Of course, the Russell T Davies era of Doctor Who is famous for its focus on the lives and families of the companions, and Jackie Tyler gloriously takes centre stage in James Goss’s ‘Retail Therapy.’ Camille Coduri recaptures her much-loved character perfectly as if no time has passed between her stint on television and now. Even while inadvertently taking place in an alien invasion of sorts that eventually highlights the worst of humanity, Jackie’s naïve innocence, her desire to do good, and her deep love for her daughter shine through and provide a great emotional core to balance the unknown Glubby Glub menace. With a bit of tweaking, it’s easy to see this story being used as a sort of template for a Doctor-lite story had that notion been in place during Eccleston’s tenure; as it is, it superbly emphasizes how well-rounded and dynamic Jackie Tyler is, and Coduri is a tour de force from understated beginning to emotionally impactful end.

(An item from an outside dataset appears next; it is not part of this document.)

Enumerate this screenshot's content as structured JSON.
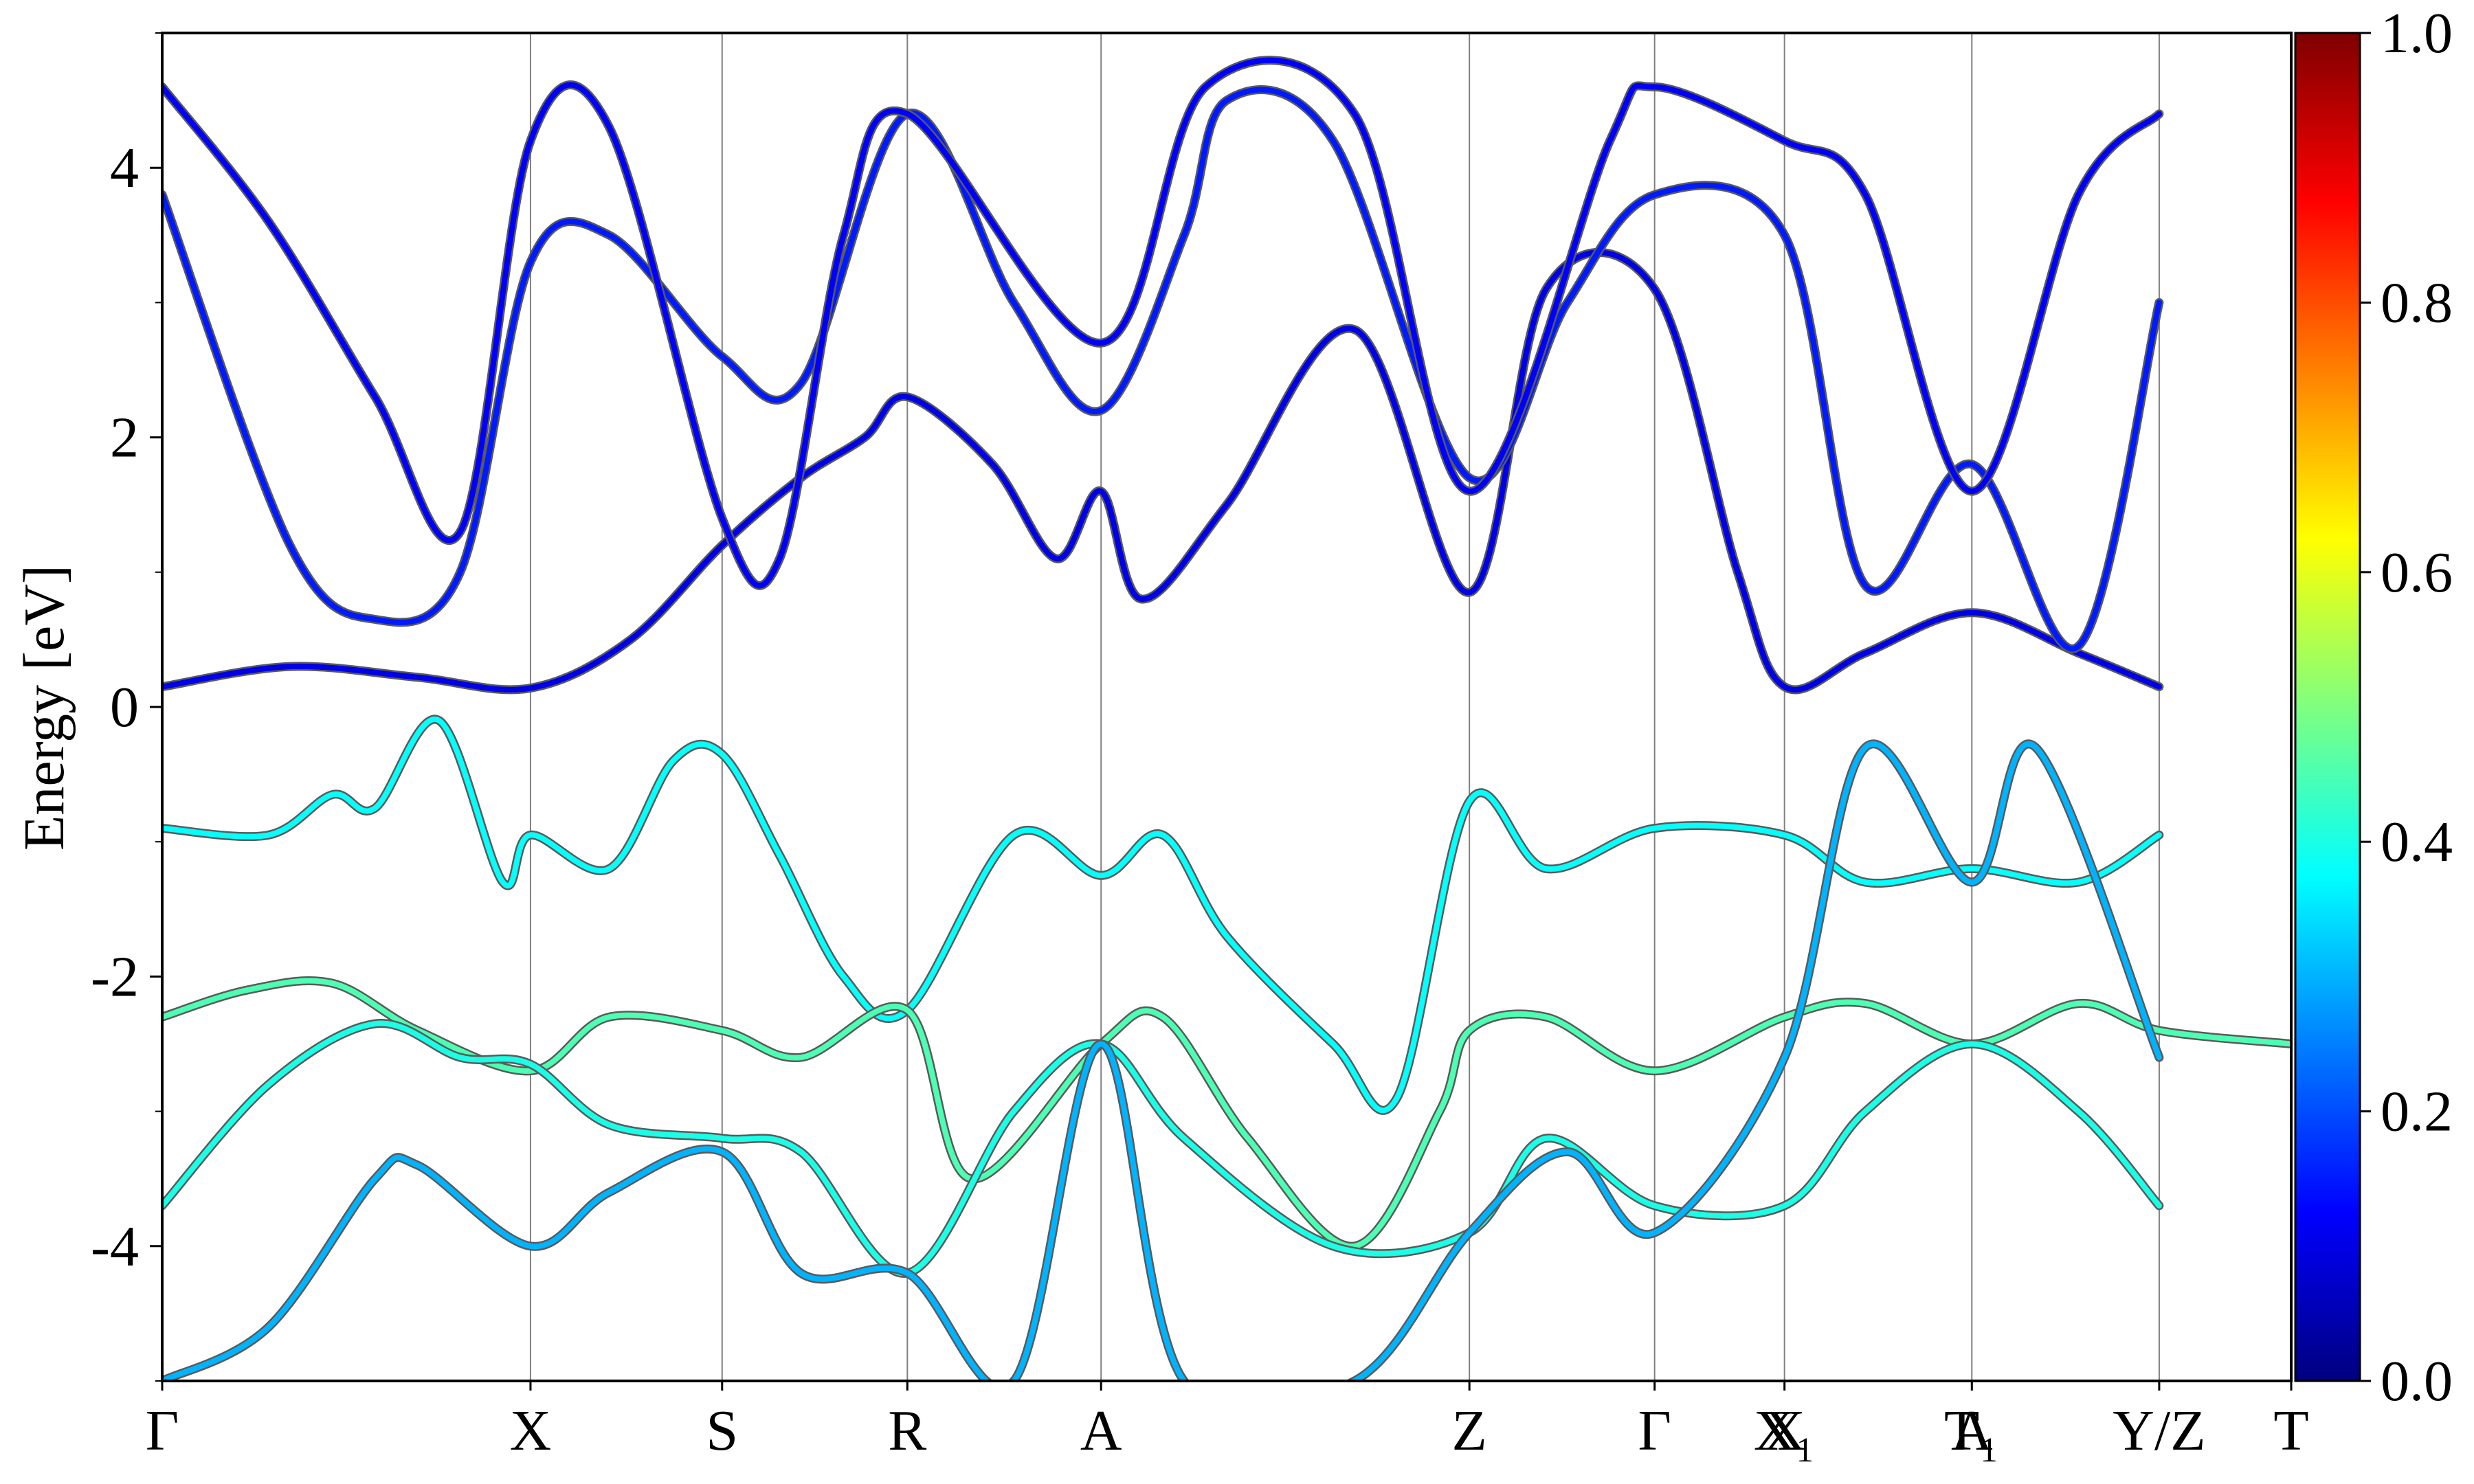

The Ninth Doctor Chronicles may, by its very nature, be divisive since Christopher Eccleston has not reprised his role and since the stories are not full-cast dramatizations. However, full credit must be given first to Nicholas Briggs for managing to capture the essence of Eccleston as well as for tackling so many other supporting roles as needed and then to Big Finish and to the four stories in general for managing to capture the very spirit of the 2005 season so well. With a blend of drama and comedy that can shift between whimsy and realism, the set certainly better fleshes out the short-lived Ninth Doctor and proves to be a successful means of expanding that beloved era, even if the inclusion of narration necessitates that the stories cannot move quite as quickly as on television.